Я действительно не злилась на нее и не могла даже представить каково это – терпеть столь сильную боль. Боль душевную и физическую.
Своими размышлениями я поделилась с Ричардом. Он разделял мою позицию, но напомнил о том, что в первую очередь мы должны думать о собственном будущем.
– У меня есть Анна и ты. Есть Маргарет. Королева скоро умрет, ты знаешь это не хуже меня, Лиз. Что будет тогда? Думаешь, я желаю Марии зла?
– Нет. Я так не думаю, потому что знаю тебя. Но это очень тяжело. Понимаешь, я… Я так запуталась, Ричард! Все оказалось не так, как я ожидала. Я думала, что королева чудовище и ненавидела ее, а теперь… Где правда?
За несколько месяцев, проведенных при дворе, я чувствовала себя постаревшей на тысячу лет. Постоянное ожидание, подглядывание, подслушивание, все эти тайные переписки… Казалось, во мне не осталось ничего от себя прежней.

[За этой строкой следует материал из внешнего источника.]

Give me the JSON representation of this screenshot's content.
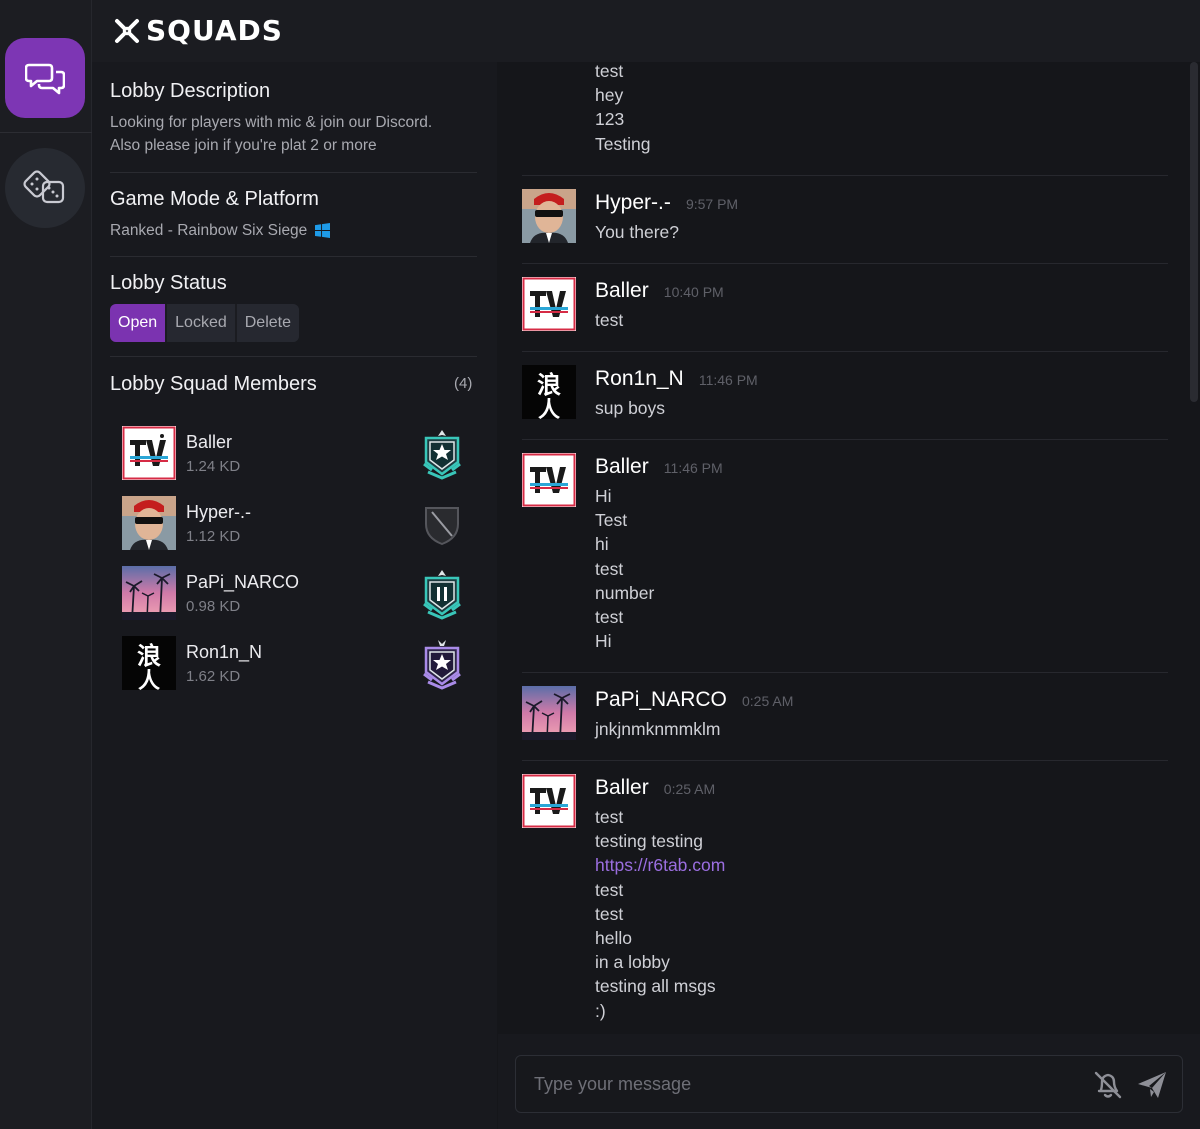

Дворцовые интриги убивали в людях все лучшее, выжигали душу, оставляя только самые низменные чувства – алчность, честолюбие и жажду наживы. Но хуже всего – я понимала, что становлюсь такой же.
– Я так боюсь, что мы потеряем друг друга.
– Не потеряем, – Ричард прижал меня к себе. – Все будет хорошо.
– Как ты можешь обещать это? – я подняла голову и посмотрела ему в глаза.
– Потому, что я твой муж и дал клятву тебя защищать. А еще я люблю тебя, – добавил он тихо.
Комментарий к Глава 19. Кто вы, леди Стенсбери?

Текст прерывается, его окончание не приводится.